What happens if we exceed the timestep constraint? Let’s find out by setting C = 2.0

fig, ax = plt.subplots()

nx - 64
C = 2.0

g = diffuse_explicit(nx, k, C, 10 * t_diffuse, gaussian_ic)
ax.plot(g.x[g.ilo:g.ihi+1], g.phi[g.ilo:g.ihi+1])

ax.set_xlabel("$x$")
ax.set_ylabel("$\phi$")
Text(0, 0.5, '$\\phi$')
../_images/eab17e0b410fa714e4cebeed10668d8a72147fac0f3ac3a476e4f8ce1b481bbf.png

Check out that vertical scale!

Convergence#

How do we converge?

This is a bit trickier than our advection / elliptic cases, since now the truncation error is \(\sim \mathcal{O}(\Delta t) + \mathcal{O}(\Delta x^2)\).

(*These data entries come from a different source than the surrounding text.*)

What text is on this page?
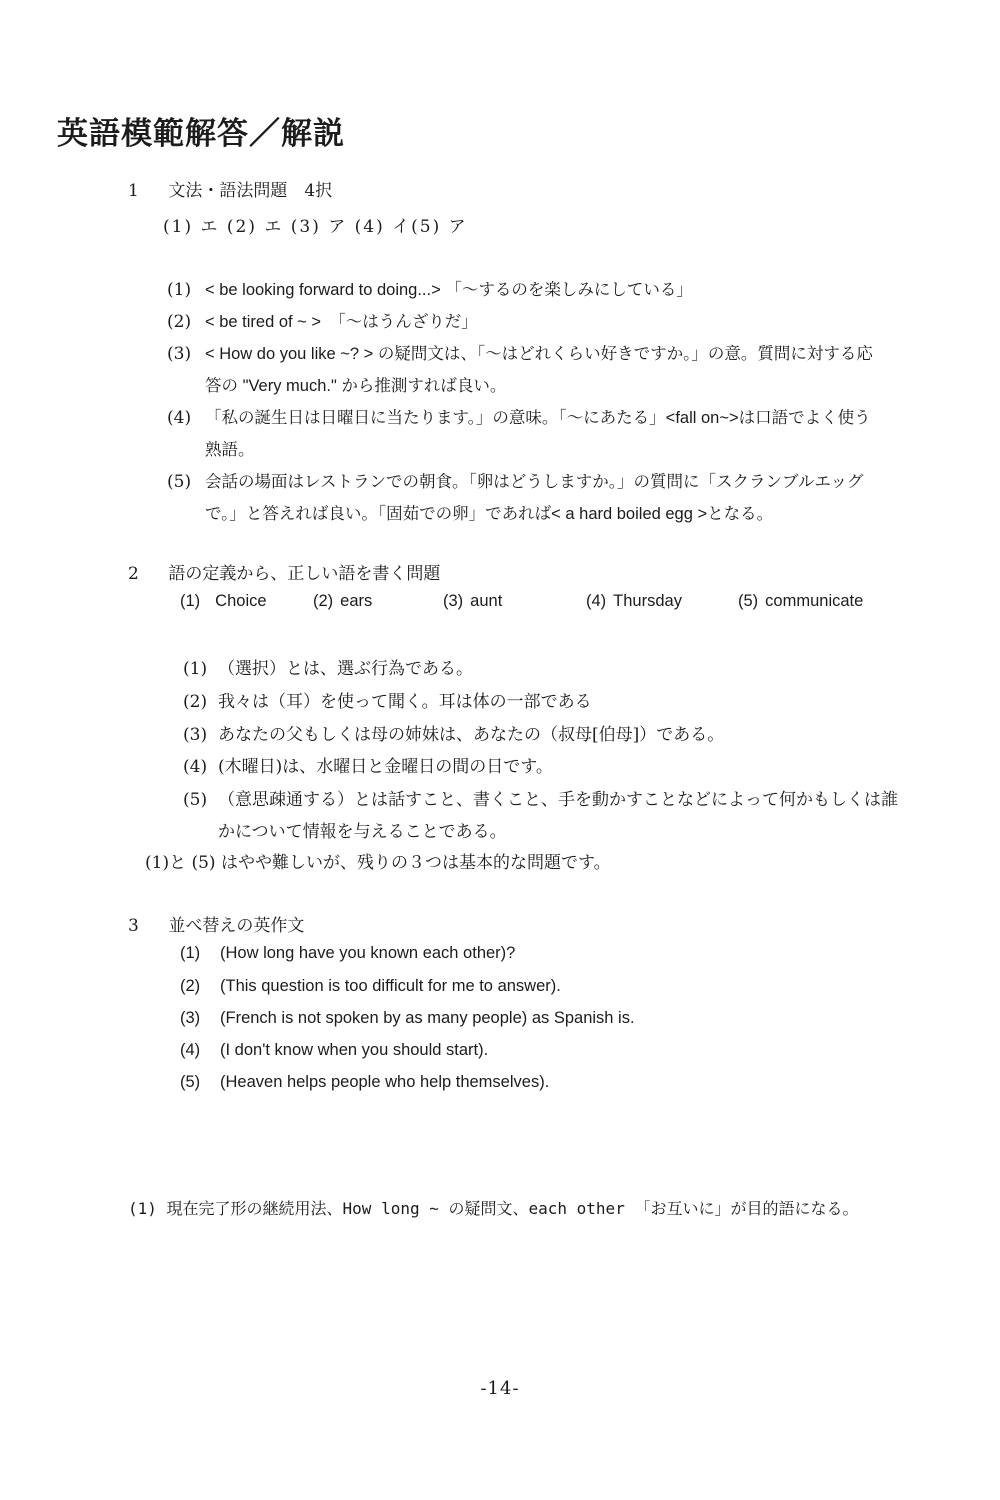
英語模範解答／解説
1 文法・語法問題　4択
(1) エ (2) エ (3) ア (4) イ(5) ア
(1) < be looking forward to doing...> 「～するのを楽しみにしている」
(2) < be tired of ~ >　「～はうんざりだ」
(3) < How do you like ~? > の疑問文は、「～はどれくらい好きですか。」の意。質問に対する応
答の "Very much." から推測すれば良い。
(4) 「私の誕生日は日曜日に当たります。」の意味。「～にあたる」<fall on~>は口語でよく使う
熟語。
(5) 会話の場面はレストランでの朝食。「卵はどうしますか。」の質問に「スクランブルエッグ
で。」と答えれば良い。「固茹での卵」であれば< a hard boiled egg >となる。
2 語の定義から、正しい語を書く問題
(1) Choice	(2) ears	(3) aunt	(4) Thursday	(5) communicate
(1) （選択）とは、選ぶ行為である。
(2) 我々は（耳）を使って聞く。耳は体の一部である
(3) あなたの父もしくは母の姉妹は、あなたの（叔母[伯母]）である。
(4) (木曜日)は、水曜日と金曜日の間の日です。
(5) （意思疎通する）とは話すこと、書くこと、手を動かすことなどによって何かもしくは誰
かについて情報を与えることである。
(1)と (5) はやや難しいが、残りの３つは基本的な問題です。
3 並べ替えの英作文
(1) (How long have you known each other)?
(2) (This question is too difficult for me to answer).
(3) (French is not spoken by as many people) as Spanish is.
(4) (I don't know when you should start).
(5) (Heaven helps people who help themselves).
(1) 現在完了形の継続用法、How long ~ の疑問文、each other 「お互いに」が目的語になる。
-14-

Note however, that our timestep is \(\Delta t \sim \Delta x^2\), so we should still expect second order convergence as we increase the number of grid points.

nx_reference = 64
t_diffuse = (1.0/nx_reference)**2 / k
fig, ax = plt.subplots()

Ns = [16, 32, 64, 128, 256, 512]
dxs = []
errors = []

tmax = 10 * t_diffuse
C = 0.8

for nx in Ns:
    g = diffuse_explicit(nx, k, C, tmax, gaussian_ic)
    phi_analytic = gaussian_ic(g, k, t=tmax)
    dxs.append(g.dx)
    errors.append(g.norm(g.phi - phi_analytic))
    
ax.scatter(dxs, errors, marker="x")

ideal = errors[-1] * np.array(dxs)**2 / dxs[-1]**2

ax.plot(dxs, ideal, color="0.5", ls=":", label=r"$\mathcal{O}(\Delta x^2)$")

ax.legend()

ax.set_xscale("log")
ax.set_yscale("log")

ax.set_xlabel(r"$\Delta x$")
ax.set_ylabel("absolute error")
Text(0, 0.5, 'absolute error')
../_images/2a76b2a83f93a15ac667daa9e8c9551bc78753aa18f7f7f9d58e71cb09167b06.png

Here we see that we attain the expected \(\mathcal{O}(\Delta x^2)\) convergence. For coarse resolution, the fact that we are not really resolving the initial conditions leads to the large errors.